Miovision – a company with a history of teaming up in the Waterloo Region sandbox – has just announced its most recent strategic partnership: with hardware design and testing startup Swift Labs.

Swift Labs and Miovision are both the sort of hardcore, engineering-focused company that’s becoming the hallmark of Waterloo Region tech, and they’ve joined forces on a mysterious project codenamed “Magic Sensor”. According to McBride, developing the prototype meant Swift Labs “stretched the laws of physics beyond what we thought was possible.”

NDAs are keeping details mum, but the tea leaves suggest a wireless, connected sensor designed specially for the smart city. Miovision is no stranger to smart sensors: the company’s flagship product, Spectrum, tracks vehicle movement in real-time, collecting data that planners use to make roads and cities more efficient.

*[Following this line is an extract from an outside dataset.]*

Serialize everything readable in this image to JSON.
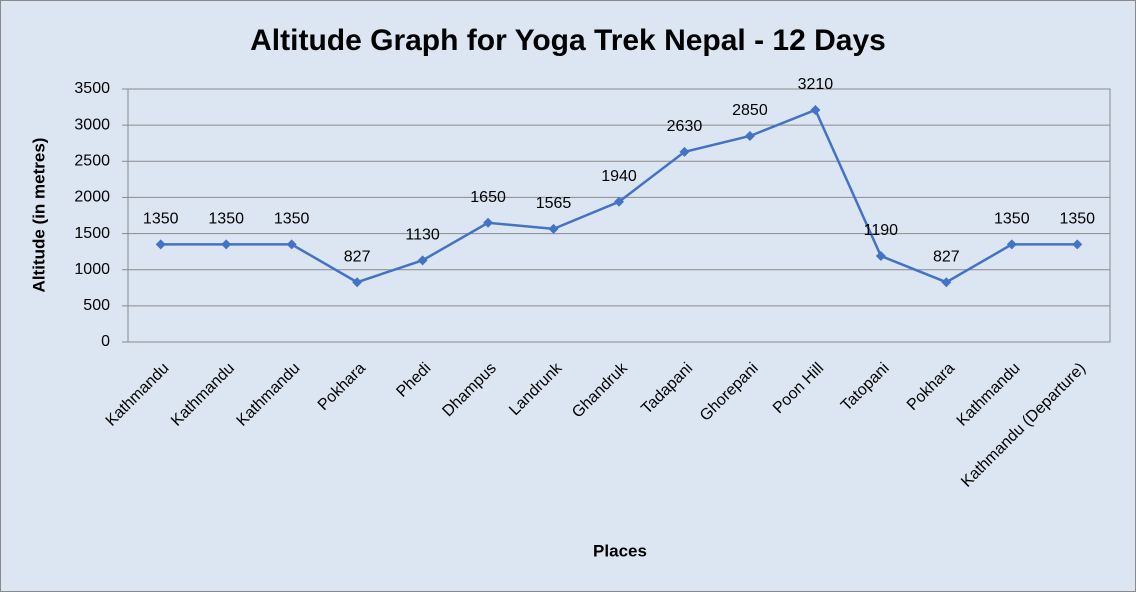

Swift Labs specializes in wireless hardware, with particular focus on regulatory and compliance testing: whatever the two companies are cooking up, it’ll probably play nicely with others. Swift Labs prides itself on working with the world’s top labs to make sure their clients have full predictability before entering the certification cycle.

“Smart cities are going to be driven by the Internet of Things,” said Miovision CEO Kurtis McBride. “Cities are basically made up of little point-problems. Some of the larger, more well-known companies are coming in with a top-down approach, saying ‘you’ve been a dumb city for a long time, now we’re going to make you a smart city, just pay us oodles of money.’

“Our approach is to come in at the point-problem level. Focus on intersections, focus on data-collection, focus on parking. Understand the real problems, and come up with smaller tools to actually solve them, but always with a mind to the bigger picture: how it will all come together to create a smart city. We’ve found an incremental approach is a lot better than one-time, transformational change.”

For Swift Labs, the partnership was most unique for its intimacy.

“Miovision is a big company with a really strong reputation for its engineering talent,” said Swift Labs co-founder and CEO Anthony Middleton. “But the team really trusted us and enabled us to provide services to them. In a way, we were able to augment the teams. Rather than just be stand-off and deliver a service or product in six weeks, we really integrated ourselves and embedded ourselves within their teams to understand their use-cases, customers, and culture. This delivery wasn’t stand alone, we were really enabled by Miovision and I think that’s reflected in the result.”

As Miovision brings the “Magic Sensor” to market, details will start trickling out. For now, McBride and Middleton are basking in the success of a locally-grown partnership bearing fruit.

The biggest surprise that came from these firms collaborating?

“Anthony hitting the date,” said McBride. “It was impossible."